あの後、我に返った俺はなまえを置いてダッシュで逃げた。何してんだ俺は…。
「なまえおはよー!」
なまえという名前に異常に反応してしまい身体が跳ねた。落ち着け俺。
「どうしたのそれ怪我?」
怪我…?慌てて振り返るとなまえは右手に包帯を巻いていた。
「うん、転んじゃって」
なまえは話しながら教室に入ってしまった。怪我してたなんて全く気がつかなかった。
「クソッ」
自分に苛立ち舌打ちをした。
「こんなとこ呼び出して何の用?お腹空いたんだけど」
「俺も空いた。購買も行きそびれた」
「それはそれは。私のお弁当分けてあげるよ」
「弁当は貰うが今はその話じゃねぇ」
「じゃあなに?」
「悪かったな」
なまえは一瞬目を丸くするとじと目で睨んできた。
「謝らないでよ。虚しくなるから」
「違う」
「?」
「怪我してること気づかねぇで帰ったことだ」
「あ、そっち?」
なまえは包帯を巻いている手首を撫でた。
「いいよそんなの。私も家に着くまで気がつかなかったし」
それはさすがに鈍すぎだろ。
「嫌じゃなかったのかよ」
「何が?」
「その…あれだよ、昨日いきなり…」
「キスしたこと?」
率直すぎる言葉にぶっと吹き出すとなまえはニヤリと笑った。なんだその顔。
「江文って目瞑るとあんなかわいいんだね」
「てめぇ…見てやがったのか」
「びっくりしすぎて閉じる暇なかったの」
チッ!こいつからかってやがるな。
「おい」
「んー?」
「なんかあの時はよく分からなかったからもう一回ちゃんとさせろ」
「何それもっとまともに誘えないの?」
「うるせぇ」
腕を掴んで引き寄せるとなまえは身体を固くさせた。
「ちょ、ちょっとここ学校だよ」
「なんだぁ?緊張してんのか?口だけだな」
さっきのお返しにニヤリと笑い返すとなまえは顔を赤くさせ一歩下がった。
「あ、あのさ!」
「あ?」
「江文がいるからだよ」
「?」
「高校…ここにしたの…」
「お前そんなことで」
「そんなことじゃない。

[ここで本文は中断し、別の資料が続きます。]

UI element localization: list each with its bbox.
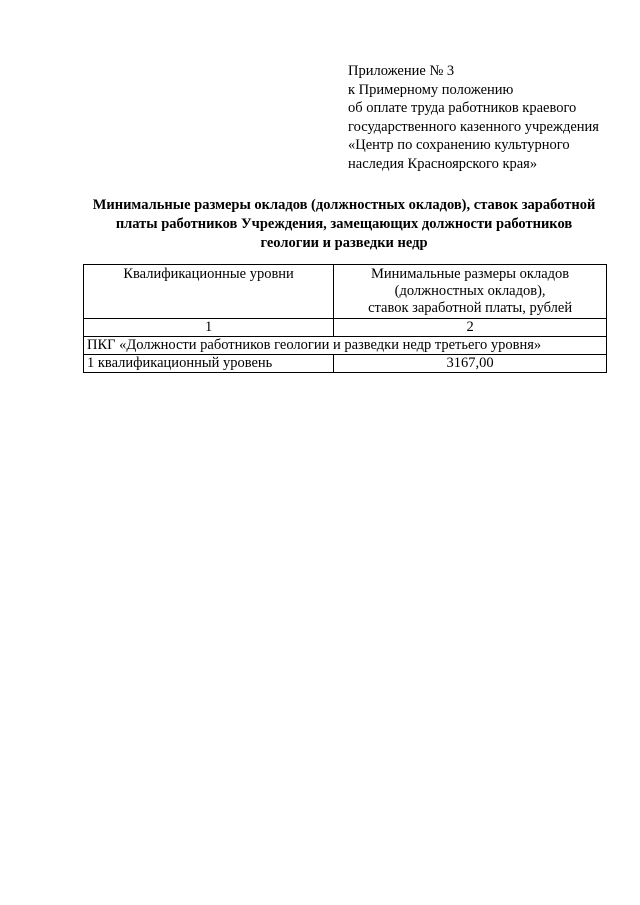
column-number-row — [84, 319, 607, 337]
column-number-2: 2 — [334, 319, 607, 337]
appendix-line: об оплате труда работников краевого — [348, 100, 577, 117]
appendix-line: «Центр по сохранению культурного — [348, 137, 570, 154]
appendix-line: государственного казенного учреждения — [348, 118, 599, 135]
table-row — [84, 355, 607, 373]
appendix-reference-block — [348, 62, 628, 174]
header-qualification-levels: Квалификационные уровни — [84, 265, 334, 319]
salary-value-cell: 3167,00 — [334, 355, 607, 373]
header-line: (должностных окладов), — [394, 283, 546, 299]
title-line: Минимальные размеры окладов (должностных окладов), ставок заработной — [92, 197, 596, 213]
header-minimum-salaries — [334, 265, 607, 319]
header-line: ставок заработной платы, рублей — [368, 300, 573, 316]
salary-table — [83, 264, 607, 373]
column-number-1: 1 — [84, 319, 334, 337]
document-title — [70, 196, 618, 253]
appendix-line: наследия Красноярского края» — [348, 155, 538, 172]
title-line: платы работников Учреждения, замещающих должности работников — [115, 216, 573, 232]
professional-qualification-group: ПКГ «Должности работников геологии и разведки недр третьего уровня» — [84, 337, 607, 355]
table-header-row — [84, 265, 607, 319]
qualification-level-cell: 1 квалификационный уровень — [84, 355, 334, 373]
appendix-line: к Примерному положению — [348, 81, 514, 98]
group-row — [84, 337, 607, 355]
header-line: Минимальные размеры окладов — [371, 266, 570, 282]
appendix-line: Приложение № 3 — [348, 63, 455, 79]
title-line: геологии и разведки недр — [260, 235, 428, 251]
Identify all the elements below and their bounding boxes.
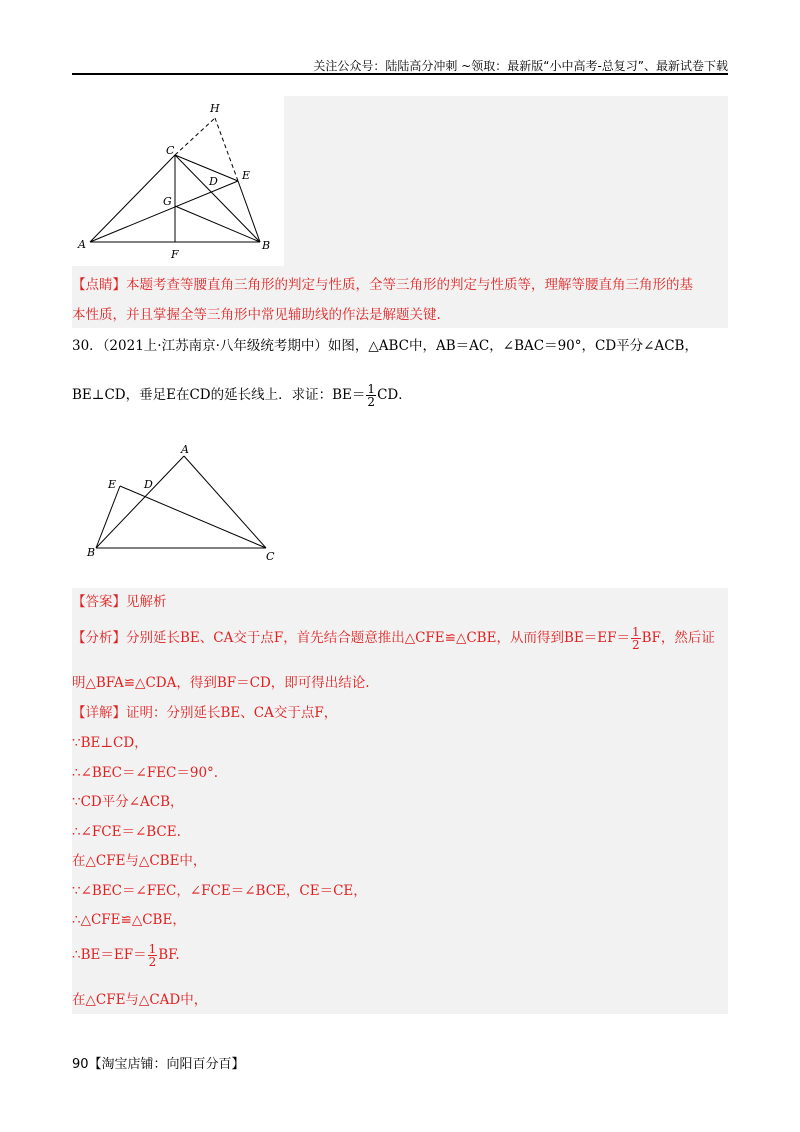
answer-line: 【答案】见解析 (72, 594, 167, 610)
page-footer (72, 1053, 245, 1072)
detail-line-3: ∴∠BEC＝∠FEC＝90°. (72, 765, 219, 781)
problem-number: 30． (72, 338, 103, 354)
detail-line-7: ∵∠BEC＝∠FEC，∠FCE＝∠BCE，CE＝CE， (72, 883, 367, 899)
page-header: 关注公众号：陆陆高分冲刺 ~领取：最新版“小中高考-总复习”、最新试卷下载 (313, 59, 728, 73)
problem-line-2 (72, 378, 412, 412)
detail-line-5: ∴∠FCE＝∠BCE. (72, 824, 181, 840)
detail-fraction-line: ∴BE＝EF＝ $\frac{1}{2}$ BF. (72, 942, 180, 969)
detail-last-line: 在△CFE与△CAD中， (72, 992, 208, 1008)
segment-EB (96, 486, 120, 548)
problem-line-1 (72, 336, 698, 356)
problem-line-2-end: CD． (377, 387, 412, 403)
label-G: G (163, 195, 172, 208)
detail-line-8: ∴△CFE≌△CBE， (72, 912, 186, 928)
label-D: D (209, 175, 218, 188)
label-A: A (78, 238, 86, 251)
label-D: D (144, 478, 153, 491)
analysis-line-1: 【分析】分别延长BE、CA交于点F，首先结合题意推出△CFE≌△CBE，从而得到BE＝EF＝ $\frac{1}{2}$ BF，然后证 (72, 625, 715, 652)
figure1-diagram (72, 96, 284, 266)
footer-text: 【淘宝店铺：向阳百分百】 (88, 1057, 245, 1072)
segment-EC (120, 486, 266, 548)
detail-line-1: 【详解】证明：分别延长BE、CA交于点F， (72, 705, 338, 721)
label-C: C (166, 144, 175, 157)
segment-CH (175, 118, 215, 155)
label-E: E (108, 478, 117, 491)
figure2-diagram (80, 440, 290, 570)
problem-statement: （2021上·江苏南京·八年级统考期中）如图，△ABC中，AB＝AC，∠BAC＝90°，CD平分∠ACB， (102, 338, 698, 354)
fraction-one-half: $\frac{1}{2}$ (148, 942, 157, 969)
label-H: H (210, 102, 220, 115)
detail-line-2: ∵BE⊥CD， (72, 735, 148, 751)
detail-line-6: 在△CFE与△CBE中， (72, 853, 207, 869)
fraction-one-half: $\frac{1}{2}$ (631, 625, 640, 652)
segment-AC (184, 456, 266, 548)
label-F: F (171, 248, 179, 261)
header-rule (72, 73, 728, 75)
label-B: B (262, 239, 271, 252)
segment-AE (90, 181, 238, 242)
segment-HE (215, 118, 238, 181)
segment-GB (175, 206, 260, 242)
comment-line-2: 本性质，并且掌握全等三角形中常见辅助线的作法是解题关键. (72, 307, 441, 323)
segment-BE (238, 181, 260, 242)
segment-AB (96, 456, 184, 548)
problem-line-2-text: BE⊥CD，垂足E在CD的延长线上．求证：BE＝ (72, 387, 366, 403)
label-A: A (181, 443, 189, 456)
label-C: C (266, 550, 275, 563)
label-B: B (87, 546, 96, 559)
label-E: E (242, 169, 251, 182)
detail-line-4: ∵CD平分∠ACB， (72, 794, 184, 810)
analysis-line-2: 明△BFA≌△CDA，得到BF＝CD，即可得出结论. (72, 675, 370, 691)
fraction-one-half: $\frac{1}{2}$ (367, 382, 376, 409)
segment-CE (175, 155, 238, 181)
comment-line-1: 【点睛】本题考查等腰直角三角形的判定与性质，全等三角形的判定与性质等，理解等腰直角三角形的基 (72, 277, 693, 293)
page-number: 90 (72, 1057, 89, 1072)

江文がいないと困る」
「そうかよ。バカだな」
「ほんとバカだね」
「俺もなまえがいないと困る」
「江文…」
なまえは嬉しそうに頬を染めて目を細めて笑った。だからその笑顔は反則だ。
「話は終わりだ。今度は目閉じろよ」
「うん…」
なまえは素直に目を閉じた。かわいいのはどっちだよ。
肩を抱いて唇にそっと触れた。
柄にもなくめちゃくちゃ緊張する。
やっぱりなまえには敵わないと思った。